|S K I P A H E A D|
The Safer Canadian Dogs provide a nice pack of large high-yield stocks for conservative investors. But some people are more adventurous and want to buy smaller stocks that have room to grow. That’s why I went to the pound this week to look for some pups.
I started with companies listed on the TSX with revenues (over the last 12 months) of less than $1 billion. But, to avoid newborns, I stuck to stocks with market capitalizations (share price times shares outstanding) of between $100 million and $1 billion. Both are measures of size with one focused on operations and the other on the market’s view of a firm’s worth.
Next I ignored firms that didn’t earn enough over the last 12 months to cover the dividends they expect to pay over the next 12 months. Doing so removes a few turnaround candidates, which may—or may not—actually turnaround. I also stuck to stocks trading for less than 20 times earnings. Both requirements help investors pick out safer stocks.
Finally, I looked for stocks with dividend yields in excess of 3% and below 6%. Here I’m looking for generous yields while avoiding stocks with extremely high yields (compared to their peers). The latter have a nasty tendency of cutting rather than growing their dividends.
The 12 stocks that passed muster are listed in the following table. Hopefully, you’ll find a few that deserve a home in your portfolio. Just keep in mind that small stocks are suitable only for more adventurous investors.
|Name||Price||P/B||P/E||Earnings Yield||Dividend Yield|
|Rogers Sugar (RSI)||$6.02||2.12||11.79||8.48%||5.98%|
|Gluskin Sheff (GS)||$17.55||4.09||13.34||7.49%||5.70%|
|Pizza Pizza (PZA)||$16.99||1.49||19.52||5.12%||5.04%|
|High Arctic Energy (HWO)||$4.19||0.95||5.22||19.14%||4.73%|
|Rocky Mountain (RME)||$9.99||1.1||12.65||7.91%||4.60%|
|AGF Management (AGF.B)||$7.01||0.6||12.75||7.85%||4.56%|
|Information Services (ISV)||$17.80||3.53||19.78||5.06%||4.49%|
|Calian Group (CGY)||$27.33||2.45||13.87||7.21%||4.10%|
|Melcor Developments (MRD)||$14.50||0.49||14.5||6.90%||3.59%|
Source: Bloomberg as of July 19, 2017; See the notes following the Climbing CATS table.
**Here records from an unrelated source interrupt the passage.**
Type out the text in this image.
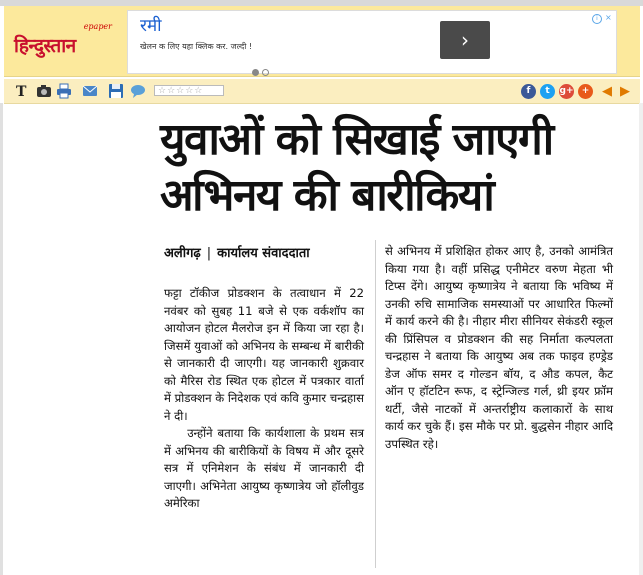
epaper
हिन्दुस्तान
रमी
खेलन क लिए यहा क्लिक कर. जल्दी !	›
i ×
T	☆☆☆☆☆	f	t	g+ + ◀ ▶
युवाओं को सिखाई जाएगी
अभिनय की बारीकियां
अलीगढ़ | कार्यालय संवाददाता

फट्टा टॉकीज प्रोडक्शन के तत्वाधान में 22 नवंबर को सुबह 11 बजे से एक वर्कशॉप का आयोजन होटल मैलरोज इन में किया जा रहा है। जिसमें युवाओं को अभिनय के सम्बन्ध में बारीकी से जानकारी दी जाएगी। यह जानकारी शुक्रवार को मैरिस रोड स्थित एक होटल में पत्रकार वार्ता में प्रोडक्शन के निदेशक एवं कवि कुमार चन्द्रहास ने दी।

उन्होंने बताया कि कार्यशाला के प्रथम सत्र में अभिनय की बारीकियों के विषय में और दूसरे सत्र में एनिमेशन के संबंध में जानकारी दी जाएगी। अभिनेता आयुष्य कृष्णात्रेय जो हॉलीवुड अमेरिका

से अभिनय में प्रशिक्षित होकर आए है, उनको आमंत्रित किया गया है। वहीं प्रसिद्ध एनीमेटर वरुण मेहता भी टिप्स देंगे। आयुष्य कृष्णात्रेय ने बताया कि भविष्य में उनकी रुचि सामाजिक समस्याओं पर आधारित फिल्मों में कार्य करने की है। नीहार मीरा सीनियर सेकंडरी स्कूल की प्रिंसिपल व प्रोडक्शन की सह निर्माता कल्पलता चन्द्रहास ने बताया कि आयुष्य अब तक फाइव हण्ड्रेड डेज ऑफ समर द गोल्डन बॉय, द औड कपल, कैट ऑन ए हॉटटिन रूफ, द स्ट्रेन्जिल्ड गर्ल, थ्री इयर फ्रॉम थर्टी, जैसे नाटकों में अन्तर्राष्ट्रीय कलाकारों के साथ कार्य कर चुके हैं। इस मौके पर प्रो. बुद्धसेन नीहार आदि उपस्थित रहे।
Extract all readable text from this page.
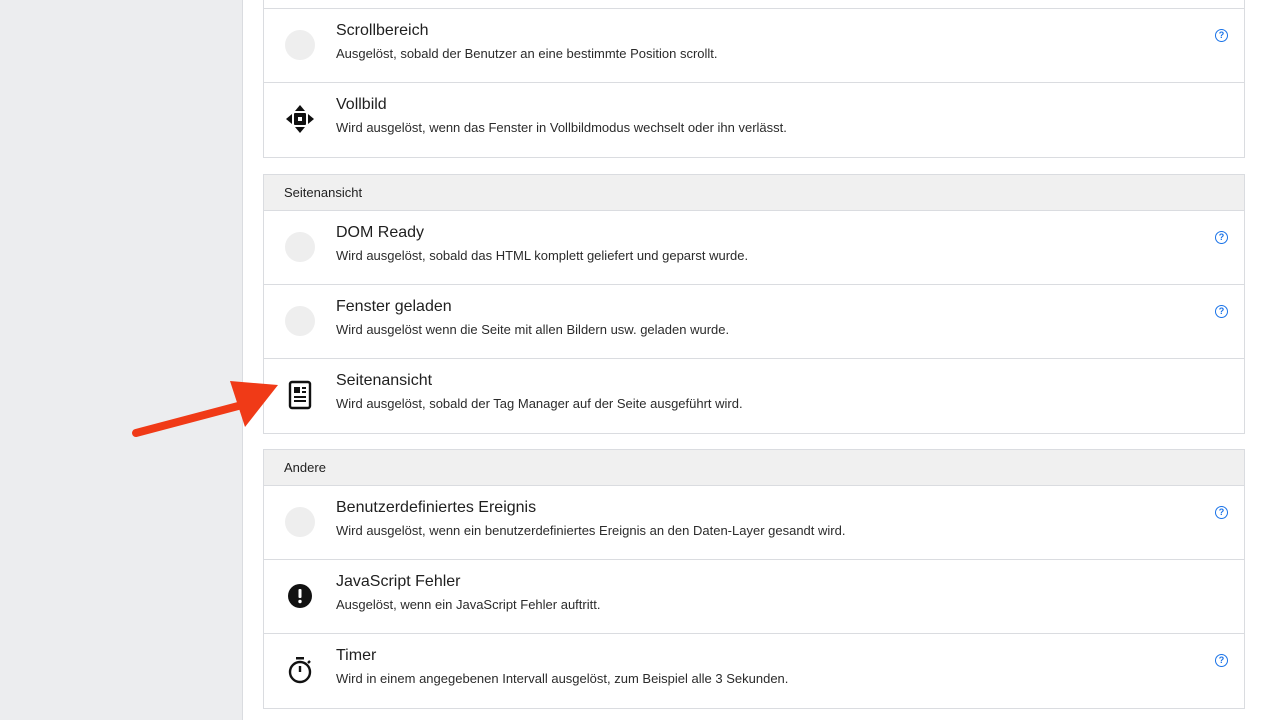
Scrollbereich
Ausgelöst, sobald der Benutzer an eine bestimmte Position scrollt.
?
Vollbild
Wird ausgelöst, wenn das Fenster in Vollbildmodus wechselt oder ihn verlässt.
Seitenansicht
DOM Ready
Wird ausgelöst, sobald das HTML komplett geliefert und geparst wurde.
?
Fenster geladen
Wird ausgelöst wenn die Seite mit allen Bildern usw. geladen wurde.
?
Seitenansicht
Wird ausgelöst, sobald der Tag Manager auf der Seite ausgeführt wird.
Andere
Benutzerdefiniertes Ereignis
Wird ausgelöst, wenn ein benutzerdefiniertes Ereignis an den Daten-Layer gesandt wird.
?
JavaScript Fehler
Ausgelöst, wenn ein JavaScript Fehler auftritt.
Timer
Wird in einem angegebenen Intervall ausgelöst, zum Beispiel alle 3 Sekunden.
?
The Climbing CATS strategy is based on a momentum plus value combination. It starts with reasonably-sized Canadian firms and then focuses in on value stocks. Call them Cheap And Thrifty Stocks, or CATS, if you will. But it also looks for firms with strong relative momentum that have Climbed higher in recent times. Both value and momentum have worked well in the past.
More specifically, when it comes to size we start with a list of about 200 of the largest stocks that trade on the TSX. We then narrow down the search to stocks that have low-to-moderate price-to-earnings ratios. Finally, we pick stocks that have fared the best over the last 12 months.
The current list of Climbing CATS is shown in the table below. It represents a starting point for those who want to put some money to work and is best suited for more aggressive and experienced investors. Investors should aim to hold the CATS for a year.
|Name||Price||P/E||Dividend Yield||Total Return|
|Air Canada (AC)||$19.91||7.66||0.00%||110.42%|
|West Fraser Timber (WFT)||$65.06||13.55||0.43%||54.94%|
|AGF Management (AGF.B)||$7.25||13.18||4.41%||43.23%|
Source: Bloomberg as of July 19, 2017
Price: Closing price per share
P/E: Price to Earnings Ratio
Total Return: The total return generated by the stock over the last year
Dividend Yield: Expected-Annual-Dividend divided by Price, expressed as a percentage
As always, do your own due diligence before buying any stock, including those featured here. Make sure its situation hasn’t changed in some important way, read the latest press releases and regulatory filings and take special care with stocks that trade infrequently. Remember, stocks can be risky. So, be careful out there. (Norm may own shares of some, or all, of the stocks mentioned here.)